Allah neden çok nimet verdikleriyle az verdiklerini bir arada yaşatıyor?
Bu tür tasavvurlar, gerçek anlamda Allah’ı tanımamaktan kaynaklanıyor.Haddini bilmeyen bir yıldız böceğinin, bir kıl kadar olan ışığını, gerçek yıldızların hatta güneşlerin ışıklarıyla karşılaştırmaya kalkması, ne kadar komik olduğu malumdur.
Aynen bunun gibi, o küçücük bir cep feneri olan sönük aklını, bilgisini, bütün kâinatı ilim denklemi içerisinde, hikmet pergeliyle eşsiz bir sanat estetiğinde yaratan ve aynı zamanda bu haddini aşmış zavallının bütün organları gibi, aklını da yaratan
Allah’ın sonsuz ilim, hikmet ve kudretine meydan okurcasına böyle bir eleştiriye cüret etmesi, o misalden bin kat daha komiktir.
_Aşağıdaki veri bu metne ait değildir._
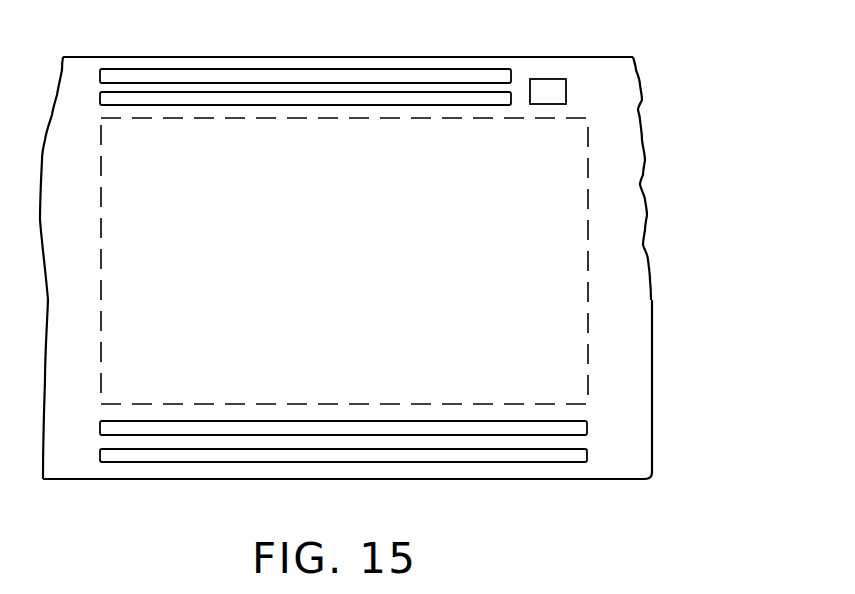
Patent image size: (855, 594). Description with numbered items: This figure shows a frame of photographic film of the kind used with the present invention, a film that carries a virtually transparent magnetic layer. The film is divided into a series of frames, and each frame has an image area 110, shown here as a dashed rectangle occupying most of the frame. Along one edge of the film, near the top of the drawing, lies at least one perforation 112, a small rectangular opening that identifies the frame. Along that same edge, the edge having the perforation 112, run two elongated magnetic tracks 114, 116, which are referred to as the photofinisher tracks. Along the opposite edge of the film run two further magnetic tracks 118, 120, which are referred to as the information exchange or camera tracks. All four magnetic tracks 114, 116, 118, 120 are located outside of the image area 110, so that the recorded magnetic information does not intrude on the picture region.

The image area 110 is at (588, 228).
The perforation 112 is at (551, 88).
The magnetic track 114 is at (478, 75).
The magnetic track 116 is at (483, 100).
The magnetic track 118 is at (587, 428).
The magnetic track 120 is at (577, 456).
Niye mi? İşte konuyu kısaca beraber görelim:
a) Kafa feneri: “Zenginlerle fakirlerin aynı yerde/dünyada yaratılıp yaşatılması haksızlıktır. Çünkü fakirler zenginlere bakıp üzülürler.”
İlahi hikmet: “Zenginlerle fakirlerin aynı yerde olmaları bir zorunluluktur. Eğer -kafa fenerinin dediği gibi-, zenginler ayrı yerde, fakirler ayrı yerde olsaydı, büyük bir zulüm olurdu. Bütün fertleri fakir olan bir toplumda kim onlara yardım eder?”
Zenginlik-fakirlik mefhumu, yalnız mali değil, başka boyutları da var. Mesela, bütün akıl fukaraları, geri zekâlılar, hastalar, güçsüzler, cahillerin bulunduğu bir dünyada huzurdan eser bulunabilir mi?
b) Kafa feneri: “Bütün insanlar eşit olmalıydı, herkes zengin olmalıydı...”
İlahi hikmet: “Bütün insanların fakir veya zengin olmaları, sosyal hayatın devamına imkân vermediği için böyle bir eşitlik anlayışı, kargaşa ve anarşi anlayışıyla eşittir. Çünkü insan fıtraten medenidir. Yani, başka insanlarla birlikte yaşayacak toplumsal bir hayata muhtaçtır."
"Zira yiyecek, içecek, giyecek, barınma gibi yüzlerce şeye muhtaç olan insanlardan her biri, yalnız bir veya iki konuda mahir olabilir. Örneğin, bir kişinin hem fırıncı, hem ayakkabıcı, hem tekstilci olması, bunların hepsini
-bilse bile- üretmesi imkânsızdır. O halde aynı toplumda değişik maharet sahibi insanların bulunması şarttır."
"Böyle bir sosyal hayatın tahakkuku ise, aynı zamanda fakir-zengin sınıflarının bulunmasını da zaruri kılar. Çünkü böyle âdil bir toplumda zengin fakirin iş gücüne, fakir ise zenginin parasına muhtaçtır…"
- Evet, herkes patron olsa, kim iş yapacak?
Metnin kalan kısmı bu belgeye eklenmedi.